Es sei heutzutage schwierig, den Weg des Spirituellen überhaupt für sich zu entdecken, so Ölmez. "Ich denke, da könnte es noch mehr geben, womit man junge Erwachsene ins Boot holen kann."

"Wie erreicht man die, die nicht mehr kommen?"

Es ist die große Frage, die viele beschäftigt: "Wie erreicht man die, die nicht mehr kommen?" Auch Werner Thieme vom Kirchengemeinderat der Gemeinde St. Andreas in Schlutup und seine Frau Anke treibt diese Frage um: "Meine Erfahrung ist, dass jeder einen Zugang zu Gott in sich trägt." Er sei selbst schon mal aus Kirche ausgetreten, so Thieme, habe aber nach der Geburt seines Sohnes wieder den Weg zurückgefunden. Seine innere Verbindung zu Gott sei seine Konstante im Leben.

"Im Kirchengemeinderat machen wir uns viele Gedanken, was wir tun können, damit wieder mehr Leute in die Kirche kommen. Aber es scheint noch nicht zu reichen. Das ist ein großes Thema." Seine Frau ergänzt: "Damit wieder mehr jüngere Menschen kommen, müssten Gottesdienste reformiert werden. Sie müssten andersartig sein und auch zu anderen Zeiten stattfinden. Vieles spricht heute kaum noch jemanden an."
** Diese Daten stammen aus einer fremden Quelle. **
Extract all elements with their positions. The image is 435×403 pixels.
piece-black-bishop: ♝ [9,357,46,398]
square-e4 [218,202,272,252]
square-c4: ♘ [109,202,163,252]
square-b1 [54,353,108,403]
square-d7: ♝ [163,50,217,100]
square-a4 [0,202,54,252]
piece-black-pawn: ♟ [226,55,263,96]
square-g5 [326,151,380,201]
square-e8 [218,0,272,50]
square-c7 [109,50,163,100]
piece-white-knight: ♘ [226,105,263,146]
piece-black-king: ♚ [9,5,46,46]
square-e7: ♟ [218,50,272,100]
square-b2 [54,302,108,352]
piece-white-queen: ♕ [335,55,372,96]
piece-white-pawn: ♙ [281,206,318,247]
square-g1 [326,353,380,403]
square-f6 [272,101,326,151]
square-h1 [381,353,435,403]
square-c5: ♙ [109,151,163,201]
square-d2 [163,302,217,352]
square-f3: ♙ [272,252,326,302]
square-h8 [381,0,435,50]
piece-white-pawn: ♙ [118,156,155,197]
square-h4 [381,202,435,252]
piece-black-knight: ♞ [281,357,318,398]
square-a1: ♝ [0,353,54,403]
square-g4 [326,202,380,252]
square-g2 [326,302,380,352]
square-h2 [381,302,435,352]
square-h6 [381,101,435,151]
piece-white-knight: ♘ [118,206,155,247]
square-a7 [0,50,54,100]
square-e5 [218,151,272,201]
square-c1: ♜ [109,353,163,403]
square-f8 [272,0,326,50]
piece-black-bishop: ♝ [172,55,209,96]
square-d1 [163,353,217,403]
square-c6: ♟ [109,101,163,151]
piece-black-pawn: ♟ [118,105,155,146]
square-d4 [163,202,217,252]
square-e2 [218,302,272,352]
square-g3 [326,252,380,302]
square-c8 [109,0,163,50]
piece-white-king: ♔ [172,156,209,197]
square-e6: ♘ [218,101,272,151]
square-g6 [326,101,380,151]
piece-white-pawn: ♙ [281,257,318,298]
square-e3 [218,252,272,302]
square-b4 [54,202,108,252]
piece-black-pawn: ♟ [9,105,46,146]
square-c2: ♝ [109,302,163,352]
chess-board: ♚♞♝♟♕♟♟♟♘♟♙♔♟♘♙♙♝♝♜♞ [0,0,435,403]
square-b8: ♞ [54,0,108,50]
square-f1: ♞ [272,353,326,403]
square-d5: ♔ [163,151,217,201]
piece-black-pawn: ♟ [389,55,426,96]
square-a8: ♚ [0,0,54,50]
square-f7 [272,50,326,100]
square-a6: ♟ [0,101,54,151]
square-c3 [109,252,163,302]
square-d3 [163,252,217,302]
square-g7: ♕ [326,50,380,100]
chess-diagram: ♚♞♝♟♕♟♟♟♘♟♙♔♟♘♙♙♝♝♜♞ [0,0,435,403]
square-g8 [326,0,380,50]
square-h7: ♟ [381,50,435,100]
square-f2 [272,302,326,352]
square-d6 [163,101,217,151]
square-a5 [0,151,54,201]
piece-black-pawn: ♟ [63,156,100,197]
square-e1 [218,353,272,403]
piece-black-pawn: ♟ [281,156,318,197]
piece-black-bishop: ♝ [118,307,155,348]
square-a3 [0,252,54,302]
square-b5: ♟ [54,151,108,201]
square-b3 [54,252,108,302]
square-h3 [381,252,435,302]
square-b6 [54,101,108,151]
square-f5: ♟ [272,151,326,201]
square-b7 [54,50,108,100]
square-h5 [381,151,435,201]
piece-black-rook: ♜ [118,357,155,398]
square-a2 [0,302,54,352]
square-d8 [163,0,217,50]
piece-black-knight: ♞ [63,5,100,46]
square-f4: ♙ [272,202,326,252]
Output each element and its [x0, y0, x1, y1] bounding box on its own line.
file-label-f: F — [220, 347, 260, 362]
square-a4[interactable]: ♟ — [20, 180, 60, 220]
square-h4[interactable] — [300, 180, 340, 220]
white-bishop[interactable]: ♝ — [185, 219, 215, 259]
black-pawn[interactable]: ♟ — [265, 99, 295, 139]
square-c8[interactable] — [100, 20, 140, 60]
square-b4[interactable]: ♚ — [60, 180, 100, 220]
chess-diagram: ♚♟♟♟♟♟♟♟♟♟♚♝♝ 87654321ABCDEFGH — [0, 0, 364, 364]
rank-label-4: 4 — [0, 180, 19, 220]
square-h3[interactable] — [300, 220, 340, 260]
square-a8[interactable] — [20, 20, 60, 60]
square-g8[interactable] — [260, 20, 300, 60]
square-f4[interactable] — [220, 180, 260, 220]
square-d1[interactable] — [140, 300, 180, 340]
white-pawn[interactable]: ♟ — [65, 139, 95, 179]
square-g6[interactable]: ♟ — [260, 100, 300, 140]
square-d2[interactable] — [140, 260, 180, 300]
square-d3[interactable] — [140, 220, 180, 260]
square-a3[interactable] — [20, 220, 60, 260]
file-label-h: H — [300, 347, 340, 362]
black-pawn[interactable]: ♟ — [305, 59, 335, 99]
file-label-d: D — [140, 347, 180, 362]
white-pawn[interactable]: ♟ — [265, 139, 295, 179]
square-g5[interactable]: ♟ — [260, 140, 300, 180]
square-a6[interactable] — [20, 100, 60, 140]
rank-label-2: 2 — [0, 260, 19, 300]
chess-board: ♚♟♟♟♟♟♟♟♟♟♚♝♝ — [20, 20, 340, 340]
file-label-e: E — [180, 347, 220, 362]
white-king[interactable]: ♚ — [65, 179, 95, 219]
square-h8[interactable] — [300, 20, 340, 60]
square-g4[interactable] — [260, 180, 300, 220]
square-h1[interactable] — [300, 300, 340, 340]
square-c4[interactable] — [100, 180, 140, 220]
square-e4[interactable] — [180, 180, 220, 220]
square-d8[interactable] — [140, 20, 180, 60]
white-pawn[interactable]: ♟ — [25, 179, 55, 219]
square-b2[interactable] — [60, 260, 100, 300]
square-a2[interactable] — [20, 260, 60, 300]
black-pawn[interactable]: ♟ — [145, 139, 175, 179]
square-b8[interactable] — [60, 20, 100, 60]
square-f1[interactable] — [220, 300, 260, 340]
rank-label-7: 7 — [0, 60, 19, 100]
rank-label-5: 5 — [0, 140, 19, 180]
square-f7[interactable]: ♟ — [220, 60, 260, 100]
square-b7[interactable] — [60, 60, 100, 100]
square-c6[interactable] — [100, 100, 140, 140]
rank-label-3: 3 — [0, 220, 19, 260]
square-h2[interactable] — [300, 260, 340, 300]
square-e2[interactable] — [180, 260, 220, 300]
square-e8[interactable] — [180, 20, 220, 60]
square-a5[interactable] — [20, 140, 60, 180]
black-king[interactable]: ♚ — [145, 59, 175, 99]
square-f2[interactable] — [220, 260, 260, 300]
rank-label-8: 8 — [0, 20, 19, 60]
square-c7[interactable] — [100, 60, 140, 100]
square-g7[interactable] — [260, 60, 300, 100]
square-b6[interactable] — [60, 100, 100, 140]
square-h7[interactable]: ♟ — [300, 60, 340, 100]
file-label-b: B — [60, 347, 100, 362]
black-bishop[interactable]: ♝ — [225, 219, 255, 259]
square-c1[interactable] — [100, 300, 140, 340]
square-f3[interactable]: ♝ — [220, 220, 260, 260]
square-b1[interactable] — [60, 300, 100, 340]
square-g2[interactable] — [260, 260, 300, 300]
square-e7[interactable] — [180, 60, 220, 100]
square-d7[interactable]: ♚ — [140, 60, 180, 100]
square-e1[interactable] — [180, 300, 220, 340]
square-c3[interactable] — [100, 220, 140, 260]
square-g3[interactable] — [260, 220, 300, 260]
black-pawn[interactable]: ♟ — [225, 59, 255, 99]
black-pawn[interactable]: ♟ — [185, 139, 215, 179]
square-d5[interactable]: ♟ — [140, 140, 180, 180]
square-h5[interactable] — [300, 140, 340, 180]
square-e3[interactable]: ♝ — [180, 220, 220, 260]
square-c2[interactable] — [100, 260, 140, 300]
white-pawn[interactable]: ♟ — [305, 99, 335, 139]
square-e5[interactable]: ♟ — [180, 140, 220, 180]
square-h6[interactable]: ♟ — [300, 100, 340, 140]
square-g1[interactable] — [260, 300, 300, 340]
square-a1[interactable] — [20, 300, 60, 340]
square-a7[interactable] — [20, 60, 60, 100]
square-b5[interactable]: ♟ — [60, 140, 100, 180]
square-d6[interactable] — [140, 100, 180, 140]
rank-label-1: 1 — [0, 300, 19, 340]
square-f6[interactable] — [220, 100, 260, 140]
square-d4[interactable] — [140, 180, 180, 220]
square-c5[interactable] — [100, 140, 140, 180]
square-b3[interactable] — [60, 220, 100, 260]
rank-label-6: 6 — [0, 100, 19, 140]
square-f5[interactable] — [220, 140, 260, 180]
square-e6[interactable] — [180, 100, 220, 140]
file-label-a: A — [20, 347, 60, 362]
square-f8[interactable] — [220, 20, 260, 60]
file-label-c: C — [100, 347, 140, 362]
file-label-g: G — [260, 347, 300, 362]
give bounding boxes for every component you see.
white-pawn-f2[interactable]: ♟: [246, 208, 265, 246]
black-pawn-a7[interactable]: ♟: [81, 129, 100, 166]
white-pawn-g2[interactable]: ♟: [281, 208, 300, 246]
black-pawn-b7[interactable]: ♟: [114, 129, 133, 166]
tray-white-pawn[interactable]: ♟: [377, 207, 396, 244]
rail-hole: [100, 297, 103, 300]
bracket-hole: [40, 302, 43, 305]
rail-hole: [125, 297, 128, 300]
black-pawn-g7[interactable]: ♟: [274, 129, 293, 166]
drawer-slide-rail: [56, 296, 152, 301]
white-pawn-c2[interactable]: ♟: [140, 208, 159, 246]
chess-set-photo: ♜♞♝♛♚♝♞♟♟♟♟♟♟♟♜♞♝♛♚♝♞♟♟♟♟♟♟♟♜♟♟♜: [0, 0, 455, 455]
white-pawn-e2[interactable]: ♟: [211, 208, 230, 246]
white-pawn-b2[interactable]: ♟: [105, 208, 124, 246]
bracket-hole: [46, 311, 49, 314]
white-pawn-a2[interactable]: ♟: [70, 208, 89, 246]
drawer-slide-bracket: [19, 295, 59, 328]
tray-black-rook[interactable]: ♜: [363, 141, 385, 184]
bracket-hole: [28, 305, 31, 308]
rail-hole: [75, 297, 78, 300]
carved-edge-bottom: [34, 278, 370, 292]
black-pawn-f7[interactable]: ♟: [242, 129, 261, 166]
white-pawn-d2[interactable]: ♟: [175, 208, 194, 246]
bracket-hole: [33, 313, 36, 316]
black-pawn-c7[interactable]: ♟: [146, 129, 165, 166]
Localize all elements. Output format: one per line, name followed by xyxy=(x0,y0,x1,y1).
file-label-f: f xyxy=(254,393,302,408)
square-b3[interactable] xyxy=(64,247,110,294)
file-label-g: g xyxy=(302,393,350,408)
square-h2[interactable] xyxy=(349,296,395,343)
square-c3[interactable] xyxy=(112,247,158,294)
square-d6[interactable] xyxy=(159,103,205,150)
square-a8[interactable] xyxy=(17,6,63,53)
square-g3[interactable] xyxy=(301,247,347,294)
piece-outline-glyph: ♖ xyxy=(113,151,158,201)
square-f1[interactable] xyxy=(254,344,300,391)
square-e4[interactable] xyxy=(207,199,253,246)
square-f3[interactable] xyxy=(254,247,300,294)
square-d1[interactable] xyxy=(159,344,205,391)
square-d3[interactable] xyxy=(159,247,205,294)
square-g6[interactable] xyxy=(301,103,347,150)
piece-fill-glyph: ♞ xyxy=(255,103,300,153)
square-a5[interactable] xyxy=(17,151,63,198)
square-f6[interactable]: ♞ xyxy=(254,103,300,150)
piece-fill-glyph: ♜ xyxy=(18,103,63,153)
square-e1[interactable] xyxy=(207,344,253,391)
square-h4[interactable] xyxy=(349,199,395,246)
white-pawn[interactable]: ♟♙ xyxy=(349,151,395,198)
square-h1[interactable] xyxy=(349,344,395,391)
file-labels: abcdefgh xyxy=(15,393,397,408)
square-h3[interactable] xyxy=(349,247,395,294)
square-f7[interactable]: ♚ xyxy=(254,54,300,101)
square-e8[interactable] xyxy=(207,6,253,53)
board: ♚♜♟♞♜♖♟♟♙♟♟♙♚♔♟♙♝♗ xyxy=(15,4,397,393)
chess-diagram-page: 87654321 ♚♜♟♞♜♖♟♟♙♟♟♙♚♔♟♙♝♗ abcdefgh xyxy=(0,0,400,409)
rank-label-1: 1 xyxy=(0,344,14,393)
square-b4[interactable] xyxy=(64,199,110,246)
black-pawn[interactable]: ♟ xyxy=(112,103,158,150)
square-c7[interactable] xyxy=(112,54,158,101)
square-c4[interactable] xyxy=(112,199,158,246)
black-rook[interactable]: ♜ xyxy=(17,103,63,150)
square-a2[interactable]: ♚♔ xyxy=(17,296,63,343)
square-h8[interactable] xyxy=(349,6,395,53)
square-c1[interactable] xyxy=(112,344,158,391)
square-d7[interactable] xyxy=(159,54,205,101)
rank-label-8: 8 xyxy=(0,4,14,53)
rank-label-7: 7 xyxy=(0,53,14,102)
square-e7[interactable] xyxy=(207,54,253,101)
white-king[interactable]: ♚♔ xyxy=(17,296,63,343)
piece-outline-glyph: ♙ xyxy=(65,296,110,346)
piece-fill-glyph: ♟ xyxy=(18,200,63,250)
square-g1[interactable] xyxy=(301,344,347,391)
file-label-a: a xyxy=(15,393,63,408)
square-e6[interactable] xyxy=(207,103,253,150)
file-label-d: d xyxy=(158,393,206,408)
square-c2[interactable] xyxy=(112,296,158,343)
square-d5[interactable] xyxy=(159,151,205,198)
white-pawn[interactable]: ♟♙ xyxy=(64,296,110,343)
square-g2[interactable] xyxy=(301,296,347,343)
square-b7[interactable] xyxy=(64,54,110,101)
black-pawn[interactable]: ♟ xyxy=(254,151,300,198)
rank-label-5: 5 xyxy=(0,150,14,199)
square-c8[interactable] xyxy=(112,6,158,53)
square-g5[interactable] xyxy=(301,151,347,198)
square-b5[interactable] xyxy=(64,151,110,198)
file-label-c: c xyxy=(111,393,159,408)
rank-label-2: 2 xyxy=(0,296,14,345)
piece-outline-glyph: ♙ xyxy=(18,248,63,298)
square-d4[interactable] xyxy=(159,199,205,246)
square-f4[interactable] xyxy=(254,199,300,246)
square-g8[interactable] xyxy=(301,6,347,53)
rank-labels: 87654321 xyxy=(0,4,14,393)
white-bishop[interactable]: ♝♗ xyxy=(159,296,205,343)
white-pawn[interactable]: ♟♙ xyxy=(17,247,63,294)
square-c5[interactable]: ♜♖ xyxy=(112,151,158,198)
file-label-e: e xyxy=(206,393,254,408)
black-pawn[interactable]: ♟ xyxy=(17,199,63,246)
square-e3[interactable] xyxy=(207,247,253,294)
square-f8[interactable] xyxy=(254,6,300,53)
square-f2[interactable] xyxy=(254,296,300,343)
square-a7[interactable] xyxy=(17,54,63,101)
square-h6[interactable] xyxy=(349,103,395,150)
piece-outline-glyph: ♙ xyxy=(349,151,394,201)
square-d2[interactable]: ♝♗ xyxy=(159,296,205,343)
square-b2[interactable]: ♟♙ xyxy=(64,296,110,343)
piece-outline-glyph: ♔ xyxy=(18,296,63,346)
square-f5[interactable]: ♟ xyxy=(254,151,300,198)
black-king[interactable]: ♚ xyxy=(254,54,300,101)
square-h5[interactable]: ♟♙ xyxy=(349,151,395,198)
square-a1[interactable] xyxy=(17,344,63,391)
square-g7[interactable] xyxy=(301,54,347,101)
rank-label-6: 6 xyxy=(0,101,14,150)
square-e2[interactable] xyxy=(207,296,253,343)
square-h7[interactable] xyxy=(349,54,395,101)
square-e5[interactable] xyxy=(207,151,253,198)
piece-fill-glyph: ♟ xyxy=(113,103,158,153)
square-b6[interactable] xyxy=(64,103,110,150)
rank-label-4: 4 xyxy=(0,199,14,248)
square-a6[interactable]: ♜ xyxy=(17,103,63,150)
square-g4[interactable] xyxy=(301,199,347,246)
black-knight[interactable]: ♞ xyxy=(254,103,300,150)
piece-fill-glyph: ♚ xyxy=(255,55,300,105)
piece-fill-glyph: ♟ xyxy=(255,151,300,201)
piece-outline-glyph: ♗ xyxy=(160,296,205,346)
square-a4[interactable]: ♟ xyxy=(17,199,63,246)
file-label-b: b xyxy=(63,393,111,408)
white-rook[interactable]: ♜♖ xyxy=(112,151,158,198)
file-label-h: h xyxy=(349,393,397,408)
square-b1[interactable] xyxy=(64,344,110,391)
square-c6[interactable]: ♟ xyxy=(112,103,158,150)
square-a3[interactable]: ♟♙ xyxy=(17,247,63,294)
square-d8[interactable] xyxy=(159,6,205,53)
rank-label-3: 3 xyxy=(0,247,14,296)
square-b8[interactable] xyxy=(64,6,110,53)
Zum Abschluss des Abends wird es noch einmal ganz still und dann spielt Organist Johannes Unger "Salut d’Amour" von Edward Elgar am Klavier. Pröpstin Kallies gibt den Gästen einen Segen mit auf den Weg und vor dem Dom wird beim Bühnenprogramm zum 850. Jubiläum an diesem Sommerabend noch ein wenig weiter gefeiert.

Den Impulsvortrag der Pröpstin gibt es in Kürze auch als Video online abrufbar.